Now we can recalculate today’s price:

ql.Settings.instance().evaluationDate = today
discount_handle.linkTo(discount_curve)

prices[today] = bond.cleanPrice()
print(prices[today])
96.48182194290018

Multiple days again

As before, I’ll now assume to have quotes stored for the past four months; and again, I’ll read the quotes from a file.

df = pd.read_csv(
    "./data/multiple-quotes.txt", delimiter="\t", parse_dates=["date"]
)
df
date 1Y 2Y 3Y 9Y 10Y spread
2021-01-04 0.60 0.77 0.90 1.70 1.76 0.31
2021-01-05 0.59 0.77 0.91 1.72 1.77 0.35
2021-01-06 0.59 0.80 0.87 1.77 1.74 0.33
2021-01-07 0.58 0.81 0.88 1.77 1.74 0.40
2021-01-08 0.60 0.77 0.92 1.68 1.80 0.36
2021-04-26 0.94 1.20 1.32 2.16 2.21 1.12
2021-04-27 0.96 1.15 1.29 2.11 2.19 0.99
2021-04-28 0.98 1.18 1.30 2.11 2.24 1.08
2021-04-29 0.96 1.20 1.28 2.14 2.29 0.97
2021-04-30 1.00 1.17 1.30 2.13 2.16 1.01

Now that we created the curve based on quotes, we don’t need to build a new one at each step. Instead, we can set new values to the quotes and they will trigger the necessary recalculations in the curve and the instrument.

prices = {}

for _, row in df.iterrows():
    date = ql.Date.from_date(row["date"])

    for q, tenor in zip(
        quotes,
        ["1Y", "2Y", "3Y", "4Y", "5Y", "6Y", "7Y", "8Y", "9Y", "10Y"],
    ):
        q.setValue(row[tenor] / 100)

    spread.setValue(row["spread"] / 100)

    ql.Settings.instance().evaluationDate = date

    prices[date] = bond.cleanPrice()

Note that we didn’t create any new object in the loop; we’re only settings new values to the quotes.

Again, here are the results:

dates, values = zip(*sorted(prices.items()))

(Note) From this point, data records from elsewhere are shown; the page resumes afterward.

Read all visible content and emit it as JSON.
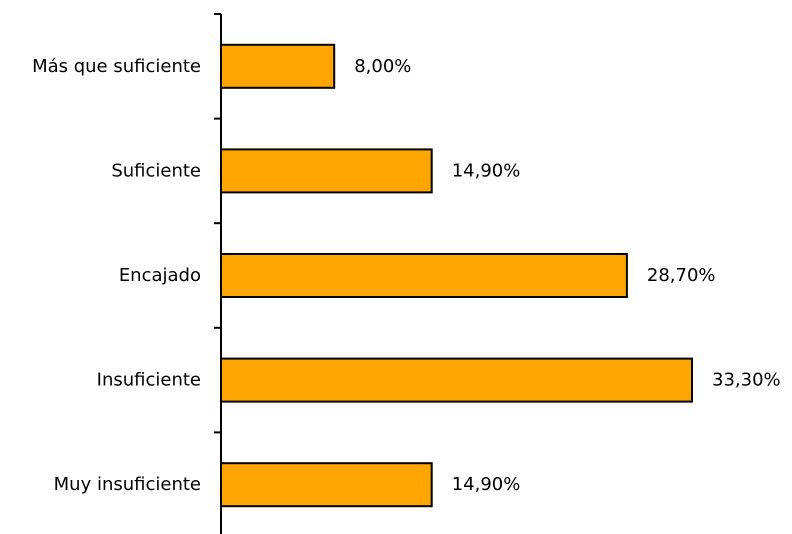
{
  "chart_data": {
    "type": "bar",
    "orientation": "horizontal",
    "categories": [
      "Más que suficiente",
      "Suficiente",
      "Encajado",
      "Insuficiente",
      "Muy insuficiente"
    ],
    "values": [
      8.0,
      14.9,
      28.7,
      33.3,
      14.9
    ],
    "value_labels": [
      "8,00%",
      "14,90%",
      "28,70%",
      "33,30%",
      "14,90%"
    ],
    "xlim": [
      0,
      33.3
    ],
    "grid": false,
    "legend": "none",
    "bar_color": "#FFA500",
    "bar_outline_color": "#000000"
  }
}
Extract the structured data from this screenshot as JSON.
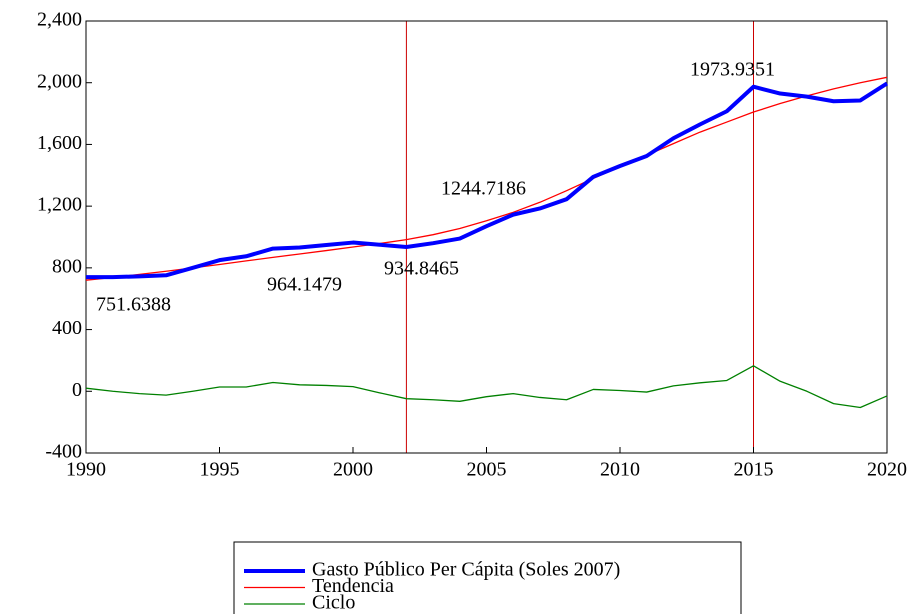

ax = plt.figure(figsize=(9, 4)).add_subplot(1, 1, 1)
ax.plot([d.to_date() for d in dates], values, "-");

A complication: past fixings

For instruments that depend on the floating rate, we might need some past fixings. This is not necessarily related to pricing on a range of dates: even on today’s date, we need the fixing for the current coupon. Let’s set the instrument up…

forecast_handle = ql.YieldTermStructureHandle(risk_free_curve)
index = ql.Euribor6M(forecast_handle)

bond = ql.FloatingRateBond(
    3, 100, schedule, index, ql.Thirty360(ql.Thirty360.BondBasis)
)
bond.setPricingEngine(ql.DiscountingBondEngine(discount_handle))
ql.Settings.instance().evaluationDate = today
for q, r in zip(quotes, rates):
    q.setValue(r)
spread.setValue(0.01)

…and try to price it. No joy.

try:
    print(bond.cleanPrice())
except Exception as e:
    print(f"{type(e).__name__}: {e}")
RuntimeError: Missing Euribor6M Actual/360 fixing for February 4th, 2021

Being in the past, the fixing can’t be retrieved from the curve. We have to store it into the index, after which the calculation works:

index.addFixing(ql.Date(4, ql.February, 2021), 0.005)

print(bond.cleanPrice())
97.09258058529258

When pricing on a range of dates, though, we need to take into account the fact that the current coupon changes as we go back in time. These two dates will work…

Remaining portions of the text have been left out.